Furthermore, as shown in FIG. 6, the bracket 30 supports the detection device 40 to a portion located above this detection device 40. For this reason, as shown in FIG. 1, the detection device 40 tends to better fend off the effect of the force F acting from the bumper reinforcement 50 below the detection device 40 during a light collision. For this reason, it is possible to more strongly suppress function impairment of the detection device 40 during the occurrence of a light collision LC.

Viewing from above as shown in FIG. 4, the detection device 40 is distanced rearwards from the bumper reinforcement 50. For this reason, compared to a case of a part of the detection device 40 overlapping the bumper reinforcement 50 viewing from above, the detection device 40 tends to be more strongly protected by the bumper reinforcement 50. For this reason, it is possible to more strongly suppress function impairment of the detection device 40 during the occurrence of a light collision LC.

Other Embodiments

The embodiment illustrated above can be modified as follows, for example.

In a plan view shown in FIG. 4, if it will not be much of a problem even if the front end of the detection device 40 overlaps the bumper reinforcement 50, they may overlap. In the case that it will not be much of a problem even if the bracket 30 attached to a portion such as that located on the Y+ direction side or X direction side, rather than to the portion located above the detection device 40 of the vehicle 100, the bracket 30 shown in FIG. 6 may be attached to these portions.

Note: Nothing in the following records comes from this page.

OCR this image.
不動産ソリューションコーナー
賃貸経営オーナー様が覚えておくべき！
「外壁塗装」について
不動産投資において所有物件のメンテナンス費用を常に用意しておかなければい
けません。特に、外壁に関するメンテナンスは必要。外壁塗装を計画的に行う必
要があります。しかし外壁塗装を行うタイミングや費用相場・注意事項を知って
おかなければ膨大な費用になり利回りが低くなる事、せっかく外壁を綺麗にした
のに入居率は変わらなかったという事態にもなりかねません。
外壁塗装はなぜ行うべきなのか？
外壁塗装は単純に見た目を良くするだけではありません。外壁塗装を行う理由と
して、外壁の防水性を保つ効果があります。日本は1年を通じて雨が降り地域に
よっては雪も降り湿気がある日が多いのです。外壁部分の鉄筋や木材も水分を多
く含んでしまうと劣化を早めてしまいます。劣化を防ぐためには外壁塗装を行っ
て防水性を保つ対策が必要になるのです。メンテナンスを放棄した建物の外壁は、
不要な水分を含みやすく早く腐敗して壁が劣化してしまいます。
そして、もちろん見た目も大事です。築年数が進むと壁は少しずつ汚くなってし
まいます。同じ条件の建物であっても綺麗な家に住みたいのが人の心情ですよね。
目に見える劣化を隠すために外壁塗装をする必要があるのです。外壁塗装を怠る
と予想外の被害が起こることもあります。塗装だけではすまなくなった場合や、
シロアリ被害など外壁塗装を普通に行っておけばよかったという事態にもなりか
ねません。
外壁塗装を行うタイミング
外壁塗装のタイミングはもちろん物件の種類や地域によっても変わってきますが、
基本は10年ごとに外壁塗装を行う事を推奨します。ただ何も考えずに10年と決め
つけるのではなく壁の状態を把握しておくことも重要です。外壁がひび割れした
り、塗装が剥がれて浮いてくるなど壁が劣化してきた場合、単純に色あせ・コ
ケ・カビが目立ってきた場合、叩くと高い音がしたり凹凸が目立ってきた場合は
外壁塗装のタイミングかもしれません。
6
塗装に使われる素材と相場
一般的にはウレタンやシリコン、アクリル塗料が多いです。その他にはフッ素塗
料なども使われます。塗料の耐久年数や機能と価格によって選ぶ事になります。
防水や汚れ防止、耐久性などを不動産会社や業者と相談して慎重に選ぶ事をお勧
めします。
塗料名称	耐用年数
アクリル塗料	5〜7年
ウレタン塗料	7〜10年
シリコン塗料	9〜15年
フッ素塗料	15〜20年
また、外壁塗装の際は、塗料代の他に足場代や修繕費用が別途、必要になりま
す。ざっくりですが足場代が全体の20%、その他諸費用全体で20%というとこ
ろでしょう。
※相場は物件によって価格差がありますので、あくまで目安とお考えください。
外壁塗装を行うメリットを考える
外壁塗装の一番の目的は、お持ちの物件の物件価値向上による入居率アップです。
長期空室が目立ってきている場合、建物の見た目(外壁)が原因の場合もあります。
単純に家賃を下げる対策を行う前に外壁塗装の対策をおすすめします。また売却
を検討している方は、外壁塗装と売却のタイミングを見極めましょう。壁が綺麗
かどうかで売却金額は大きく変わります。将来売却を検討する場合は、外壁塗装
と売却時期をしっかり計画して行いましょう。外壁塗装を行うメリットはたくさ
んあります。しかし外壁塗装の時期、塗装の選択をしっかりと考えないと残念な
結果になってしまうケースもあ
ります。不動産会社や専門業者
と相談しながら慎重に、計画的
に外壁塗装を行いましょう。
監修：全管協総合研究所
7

In the front view shown in FIG. 3, if it will not be much of a problem even if the lower end of the detection device 40 overlaps the bumper reinforcement 50, it may overlap. The detection device 40 may be a sonar device. In other words, the detection device 40 may irradiate sound waves from the detection surface 40s to the Y− direction side, and detect the reflected waves by the detection surface 40s.

EXPLANATION OF REFERENCE NUMERALS

• • 30 bracket
  • 40 detection device
  • 40i end on vehicle-width direction inside of detection device
  • 50 bumper reinforcement
  • 500 end on vehicle-width direction outside of bumper reinforcement
  • 70 vehicle front structure
  • 100 vehicle
  • Fr front
  • wI vehicle-width direction inside
  • wO vehicle-width direction outside
  • Rr rear

Claims

1. A vehicle front structure comprising:

a bumper reinforcement which extends in a vehicle-width direction at a front end of a vehicle;

a bracket which is attached to an end in a vehicle-width direction of a front part of the vehicle; and

a detection device which is attached to the bracket, and detects an object obliquely ahead of the vehicle,

wherein an end on the vehicle-width direction inside of the detection device is located more to the vehicle-width direction inside than an end on a vehicle-width direction outside of the bumper reinforcement.

2. The vehicle front structure according to claim 1, wherein, viewing from a front side of the vehicle, the detection device is provided at a position distanced upwards from an end on the vehicle-width direction outside of the bumper reinforcement.

3. The vehicle front structure according to claim 2, wherein the bracket is attached to a portion located above the detection device of the front part of the vehicle.

4. The vehicle front structure according to claim 1, wherein, viewing from above, the detection device is provided at a position distanced rearwards from an end in the vehicle-width direction of the bumper reinforcement.